Hello!
1. https://www.spinics.net/lists/sparclinux/msg25915.html
2. https://www.spinics.net/lists/sparclinux/msg25917.html
I've looked at those and they don't contain the information I am interested in. I believe that stress-ng issues random opcodes in order to test how the system reacts. The actual random opcodes are what I need to see printed out directly from stress-ng before it actually executes the opcode. The kernel crash traces do not show those, just the aftermath. For instance, in the second trace I can see that the faulting instruction is c2070005 (lduw [ %i4 + %g5 ], %g1) and with i4: 00000000010e11c0 and g5: 794b00a7d5ede977, we can see how that instruction generated an unaligned access. But that is not the instruction executed by stress-ng, it's an instruction in the kernel, operating on faulty data, and I can't tell from the trace where that strange g5 value came from. The actual user instruction that was executed may provide a good hint.
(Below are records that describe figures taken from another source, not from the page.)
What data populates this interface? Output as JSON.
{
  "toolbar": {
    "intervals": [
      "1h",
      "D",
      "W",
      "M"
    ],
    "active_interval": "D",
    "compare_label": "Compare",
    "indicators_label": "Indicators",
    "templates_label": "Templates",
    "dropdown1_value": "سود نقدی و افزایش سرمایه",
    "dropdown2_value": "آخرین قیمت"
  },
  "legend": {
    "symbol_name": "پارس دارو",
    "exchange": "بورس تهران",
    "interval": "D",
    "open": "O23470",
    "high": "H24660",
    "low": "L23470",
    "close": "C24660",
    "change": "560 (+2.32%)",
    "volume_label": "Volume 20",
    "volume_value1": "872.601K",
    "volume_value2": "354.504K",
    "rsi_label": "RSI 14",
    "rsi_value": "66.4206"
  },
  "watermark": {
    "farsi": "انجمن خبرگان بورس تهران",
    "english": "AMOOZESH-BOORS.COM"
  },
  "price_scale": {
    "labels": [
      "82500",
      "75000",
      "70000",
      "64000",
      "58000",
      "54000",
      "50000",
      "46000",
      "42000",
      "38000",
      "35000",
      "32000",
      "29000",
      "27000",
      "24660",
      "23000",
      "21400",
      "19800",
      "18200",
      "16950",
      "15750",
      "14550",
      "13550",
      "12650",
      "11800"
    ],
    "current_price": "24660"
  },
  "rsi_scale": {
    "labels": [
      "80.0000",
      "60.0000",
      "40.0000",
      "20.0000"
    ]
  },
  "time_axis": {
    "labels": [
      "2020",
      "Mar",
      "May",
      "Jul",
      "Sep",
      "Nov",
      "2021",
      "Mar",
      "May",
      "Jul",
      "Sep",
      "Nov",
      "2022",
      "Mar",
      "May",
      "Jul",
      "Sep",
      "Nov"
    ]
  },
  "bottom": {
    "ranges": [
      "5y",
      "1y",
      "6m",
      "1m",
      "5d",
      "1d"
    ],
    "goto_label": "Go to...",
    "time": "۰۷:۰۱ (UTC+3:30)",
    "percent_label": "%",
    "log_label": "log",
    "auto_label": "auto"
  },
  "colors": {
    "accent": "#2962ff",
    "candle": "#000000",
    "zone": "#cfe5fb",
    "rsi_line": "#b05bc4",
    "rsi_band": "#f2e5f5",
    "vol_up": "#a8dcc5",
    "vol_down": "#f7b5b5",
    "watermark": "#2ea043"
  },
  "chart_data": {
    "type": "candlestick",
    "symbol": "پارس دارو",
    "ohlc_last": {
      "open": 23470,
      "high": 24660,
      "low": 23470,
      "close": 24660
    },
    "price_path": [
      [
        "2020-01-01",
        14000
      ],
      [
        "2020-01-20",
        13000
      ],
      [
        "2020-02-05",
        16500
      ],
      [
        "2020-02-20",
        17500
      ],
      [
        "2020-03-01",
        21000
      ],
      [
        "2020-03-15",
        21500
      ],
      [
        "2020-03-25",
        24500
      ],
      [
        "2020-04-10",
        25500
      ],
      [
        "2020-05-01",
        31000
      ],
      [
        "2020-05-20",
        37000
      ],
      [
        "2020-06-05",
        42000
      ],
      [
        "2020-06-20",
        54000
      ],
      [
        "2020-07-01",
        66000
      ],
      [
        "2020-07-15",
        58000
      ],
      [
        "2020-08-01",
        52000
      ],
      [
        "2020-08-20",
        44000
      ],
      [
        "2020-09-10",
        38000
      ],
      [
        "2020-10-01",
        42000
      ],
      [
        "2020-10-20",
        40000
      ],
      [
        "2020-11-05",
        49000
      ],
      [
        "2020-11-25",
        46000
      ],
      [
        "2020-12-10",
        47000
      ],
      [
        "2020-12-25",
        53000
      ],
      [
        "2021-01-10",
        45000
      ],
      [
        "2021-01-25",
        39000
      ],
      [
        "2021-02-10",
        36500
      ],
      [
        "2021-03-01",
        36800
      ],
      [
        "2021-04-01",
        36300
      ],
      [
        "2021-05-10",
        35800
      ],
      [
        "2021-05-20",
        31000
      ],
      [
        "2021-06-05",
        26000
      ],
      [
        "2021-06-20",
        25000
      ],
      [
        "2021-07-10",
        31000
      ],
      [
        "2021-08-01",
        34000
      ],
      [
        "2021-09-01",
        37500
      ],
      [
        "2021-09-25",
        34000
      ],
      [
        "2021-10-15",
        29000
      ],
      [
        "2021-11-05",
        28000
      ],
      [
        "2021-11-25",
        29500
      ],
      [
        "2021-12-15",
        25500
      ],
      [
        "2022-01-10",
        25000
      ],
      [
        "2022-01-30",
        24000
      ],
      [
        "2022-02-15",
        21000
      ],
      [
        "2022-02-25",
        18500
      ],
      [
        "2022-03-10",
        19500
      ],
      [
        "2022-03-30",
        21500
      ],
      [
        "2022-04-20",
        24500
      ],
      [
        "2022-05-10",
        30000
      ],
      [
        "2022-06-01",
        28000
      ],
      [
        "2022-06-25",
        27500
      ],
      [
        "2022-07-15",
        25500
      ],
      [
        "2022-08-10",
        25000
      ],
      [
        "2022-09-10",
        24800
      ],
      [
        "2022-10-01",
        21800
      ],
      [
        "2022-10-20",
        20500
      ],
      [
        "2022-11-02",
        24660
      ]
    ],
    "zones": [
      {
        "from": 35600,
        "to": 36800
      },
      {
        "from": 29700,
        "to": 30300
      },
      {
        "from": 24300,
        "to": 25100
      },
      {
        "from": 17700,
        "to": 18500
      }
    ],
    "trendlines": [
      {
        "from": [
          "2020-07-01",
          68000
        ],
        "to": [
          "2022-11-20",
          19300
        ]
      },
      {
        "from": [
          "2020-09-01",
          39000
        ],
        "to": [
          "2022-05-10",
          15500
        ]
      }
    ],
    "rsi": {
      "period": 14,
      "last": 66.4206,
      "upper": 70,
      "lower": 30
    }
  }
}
I instrumented stress-ng with simple opcode block logging patch https://pastebin.com/1dZiCzCg and the results are hard to find usable, so far :(
1. The amount of code generated at each try is huge - last time it was more than the scrollback buffer of my "screen".
2. Adding these logging statements makes the bug harder to trigger - tried on 5.10 and it ran fine multiple times and then failed but that took many minutes of running before the crash. I was observing the data over SSH, that might also change scheduling/CPU usage.
Any ideas for better logging that would not be in the way?
--
Meelis Roos <mroos@xxxxxxxx>